We confirmed that CD63 was the major tetraspanin molecule coexpressed with PLAP-a known placental extracellular vesicles marker on psEV. Higher psEV counts for all 3 antibody pairs were detected in the plasma of women who developed EOPE than the other 2 groups in the first trimester, which persisted through the second and third trimesters. Significantly higher CD10-PLAP (<0.01) and CD63-PLAP (<0.01) psEV counts were validated in the serum of the first trimester of women who developed EOPE compared with normal pregnancy.
Application of the ExoCounter assay developed here could identify patients at risk of developing EOPE in the first trimester, thereby providing a window of opportunity for early intervention.
子痫前期是全球孕产妇和围产儿发病率和死亡率的主要原因。在早期妊娠时识别出有发生子痫前期高风险的妇女仍然具有挑战性。胎盘释放的细胞外囊泡提供了有吸引力的生物标志物,但一直难以定量。
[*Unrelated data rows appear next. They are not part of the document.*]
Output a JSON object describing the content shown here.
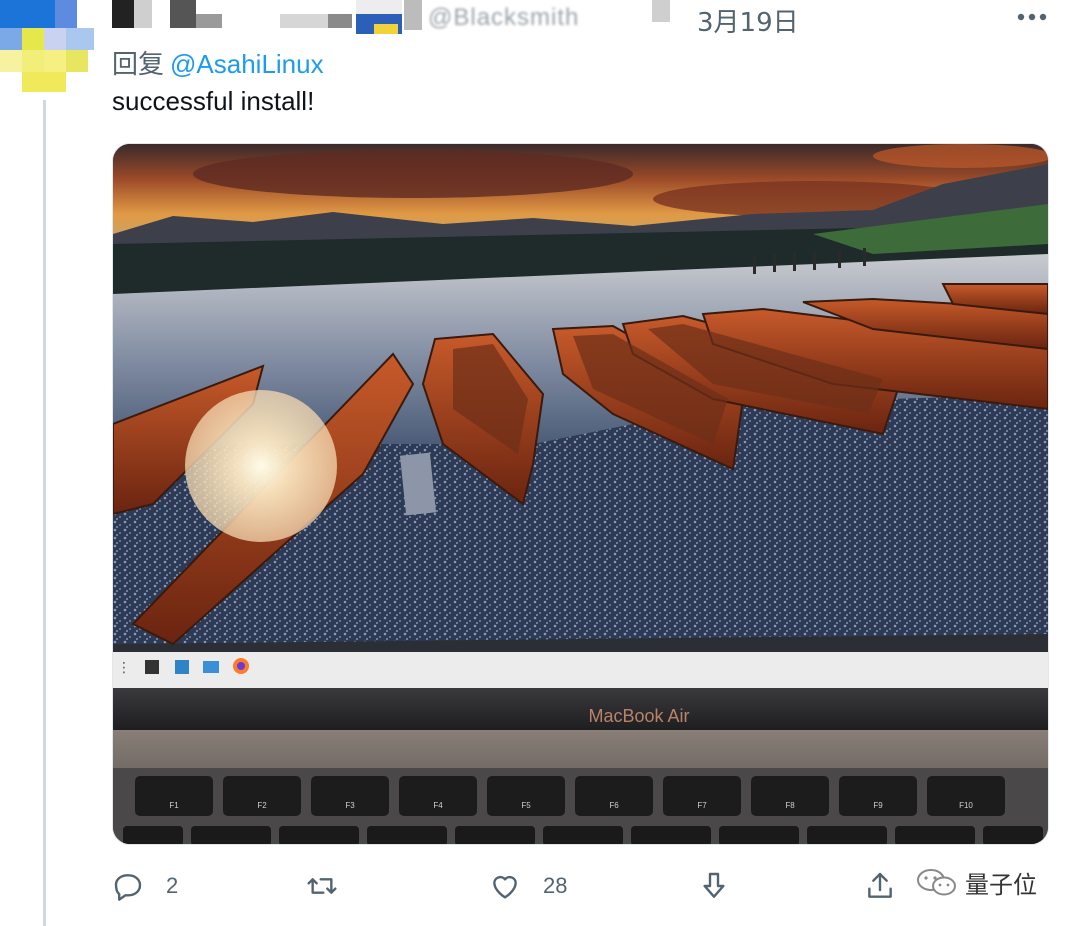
{
  "tweet": {
    "handle_blurred": "@Blacksmith",
    "date": "3月19日",
    "reply_prefix": "回复",
    "reply_mention": "@AsahiLinux",
    "text": "successful install!"
  },
  "media": {
    "laptop_label": "MacBook Air",
    "fn_keys": [
      "F1",
      "F2",
      "F3",
      "F4",
      "F5",
      "F6",
      "F7",
      "F8",
      "F9",
      "F10"
    ]
  },
  "actions": {
    "reply_count": "2",
    "retweet_count": "",
    "like_count": "28"
  },
  "watermark": {
    "text": "量子位"
  },
  "colors": {
    "link": "#1d9bf0",
    "secondary_text": "#536471",
    "thread_line": "#cfd9de"
  }
}
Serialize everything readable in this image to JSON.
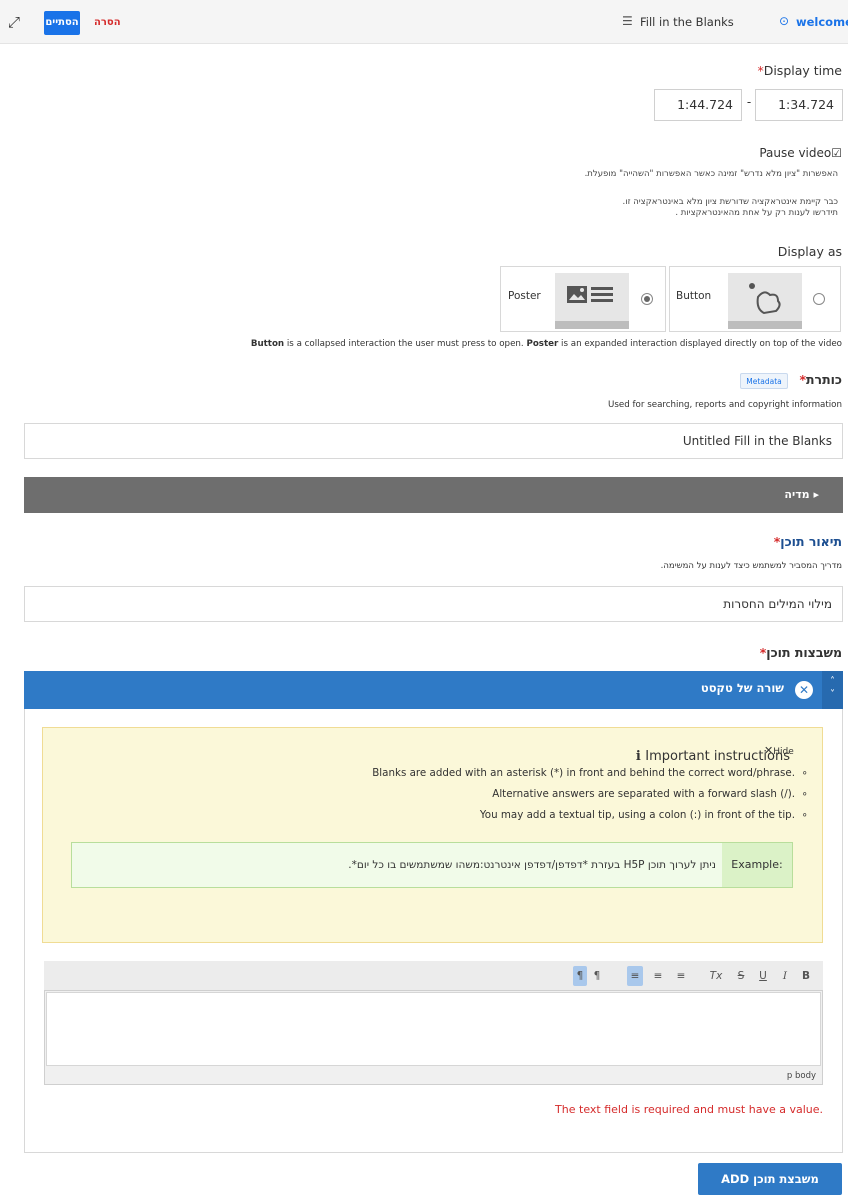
{
  "topbar": {
    "finish_label": "הסתיים",
    "remove_label": "הסרה",
    "library_name": "Fill in the Blanks",
    "welcome_label": "welcome"
  },
  "display_time": {
    "label": "Display time",
    "start": "1:44.724",
    "separator": "-",
    "end": "1:34.724"
  },
  "pause_video": {
    "label": "Pause video",
    "checked": true,
    "note": "האפשרות \"ציון מלא נדרש\" זמינה כאשר האפשרות \"השהייה\" מופעלת.",
    "warning_line1": "כבר קיימת אינטראקציה שדורשת ציון מלא באינטראקציה זו.",
    "warning_line2": "תידרשו לענות רק על אחת מהאינטראקציות ."
  },
  "display_as": {
    "label": "Display as",
    "options": [
      {
        "label": "Button",
        "selected": false
      },
      {
        "label": "Poster",
        "selected": true
      }
    ],
    "help_bold_1": "Button",
    "help_text_1": " is a collapsed interaction the user must press to open. ",
    "help_bold_2": "Poster",
    "help_text_2": " is an expanded interaction displayed directly on top of the video"
  },
  "title_field": {
    "label": "כותרת",
    "metadata_label": "Metadata",
    "help": "Used for searching, reports and copyright information",
    "value": "Untitled Fill in the Blanks"
  },
  "media_section": {
    "label": "מדיה"
  },
  "description_field": {
    "label": "תיאור תוכן",
    "help": "מדריך המסביר למשתמש כיצד לענות על המשימה.",
    "value": "מילוי המילים החסרות"
  },
  "content_blocks": {
    "label": "משבצות תוכן",
    "item_title": "שורה של טקסט",
    "instructions": {
      "title": "Important instructions",
      "hide_label": "Hide",
      "bullets": [
        "Blanks are added with an asterisk (*) in front and behind the correct word/phrase.",
        "Alternative answers are separated with a forward slash (/).",
        "You may add a textual tip, using a colon (:) in front of the tip."
      ],
      "example_label": "Example:",
      "example_text": "ניתן לערוך תוכן H5P בעזרת *דפדפן/דפדפן אינטרנט:משהו שמשתמשים בו כל יום*."
    },
    "editor": {
      "toolbar": [
        "¶",
        "¶",
        "≡",
        "≡",
        "≡",
        "Tx",
        "S",
        "U",
        "I",
        "B"
      ],
      "path": "p  body",
      "value": ""
    },
    "error": "The text field is required and must have a value.",
    "add_label": "ADD משבצת תוכן"
  },
  "colors": {
    "accent": "#2f7ac6",
    "error": "#d52b2b",
    "finish": "#1a73e8"
  }
}
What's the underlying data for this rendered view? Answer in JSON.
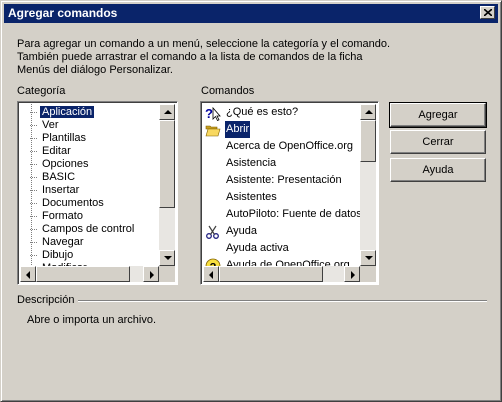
{
  "window": {
    "title": "Agregar comandos"
  },
  "intro_text": "Para agregar un comando a un menú, seleccione la categoría y el comando.\nTambién puede arrastrar el comando a la lista de comandos de la ficha\nMenús del diálogo Personalizar.",
  "category": {
    "label": "Categoría",
    "items": [
      "Aplicación",
      "Ver",
      "Plantillas",
      "Editar",
      "Opciones",
      "BASIC",
      "Insertar",
      "Documentos",
      "Formato",
      "Campos de control",
      "Navegar",
      "Dibujo",
      "Modificar"
    ],
    "selected": "Aplicación"
  },
  "commands": {
    "label": "Comandos",
    "items": [
      {
        "label": "¿Qué es esto?",
        "icon": "whats-this-icon"
      },
      {
        "label": "Abrir",
        "icon": "open-folder-icon"
      },
      {
        "label": "Acerca de OpenOffice.org",
        "icon": ""
      },
      {
        "label": "Asistencia",
        "icon": ""
      },
      {
        "label": "Asistente: Presentación",
        "icon": ""
      },
      {
        "label": "Asistentes",
        "icon": ""
      },
      {
        "label": "AutoPiloto: Fuente de datos de",
        "icon": ""
      },
      {
        "label": "Ayuda",
        "icon": "scissors-icon"
      },
      {
        "label": "Ayuda activa",
        "icon": ""
      },
      {
        "label": "Ayuda de OpenOffice.org",
        "icon": "help-icon"
      }
    ],
    "selected": "Abrir"
  },
  "buttons": {
    "add": "Agregar",
    "close": "Cerrar",
    "help": "Ayuda"
  },
  "description": {
    "label": "Descripción",
    "text": "Abre o importa un archivo."
  },
  "colors": {
    "titlebar": "#0a246a",
    "selection": "#0a246a",
    "face": "#d4d0c8"
  }
}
在这里,我们测试了 ExoCounter,一种新型设备,用于对大小选择的小细胞外囊泡<160nm 进行免疫表型分析,以评估其进行定性和定量胎盘小细胞外囊泡(psEV)分析的能力。为了研究疾病特异性和妊娠龄特异性变化,我们分析了来自于 3 组女性的母体血浆样本中的 psEV 计数,这 3 组女性分别为:(1) 正常妊娠(n=3);(2) 发生早发型子痫前期(EOPE;n=3);和 (3) 发生晚发型子痫前期(n=4)。我们使用 3 种抗体对(CD10-胎盘碱性磷酸酶 (PLAP)、CD10-CD63 和 CD63-PLAP)对每个妊娠期中的样本进行了分析。我们还在正常妊娠(n=9)、发生 EOPE(n=7)和发生晚发型子痫前期(n=8)的女性的第一孕期血清样本中进一步验证了这些发现。
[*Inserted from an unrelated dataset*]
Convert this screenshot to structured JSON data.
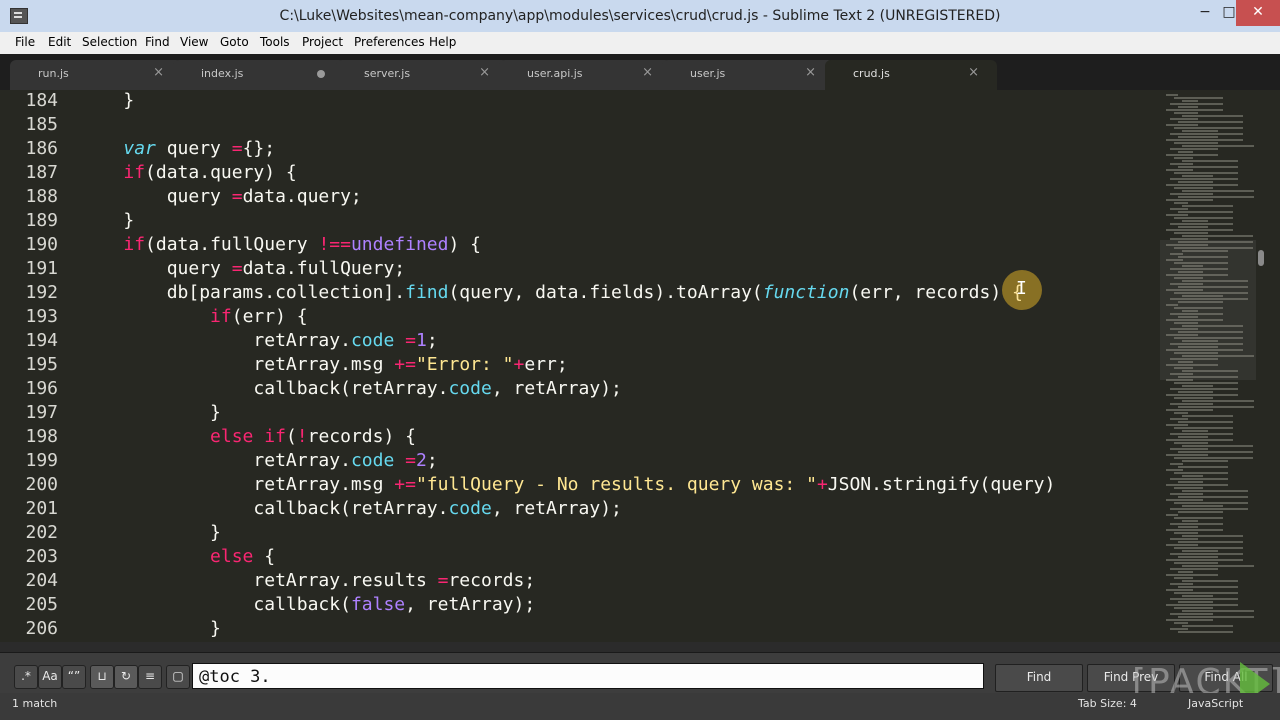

我们证实 CD63 是与 PLAP 共表达的主要四跨膜蛋白分子 - 已知的胎盘细胞外囊泡标志物,在第一孕期中,发生 EOPE 的女性的所有 3 种抗体对的 psEV 计数均高于其他 2 组,这种情况一直持续到第二和第三孕期。在发生 EOPE 的女性的第一孕期血清中,CD10-PLAP(<0.01)和 CD63-PLAP(<0.01)的 psEV 计数显著更高,与正常妊娠相比差异具有统计学意义。
应用这里开发的 ExoCounter 测定法可以在第一孕期识别出有发生 EOPE 风险的患者,从而为早期干预提供机会。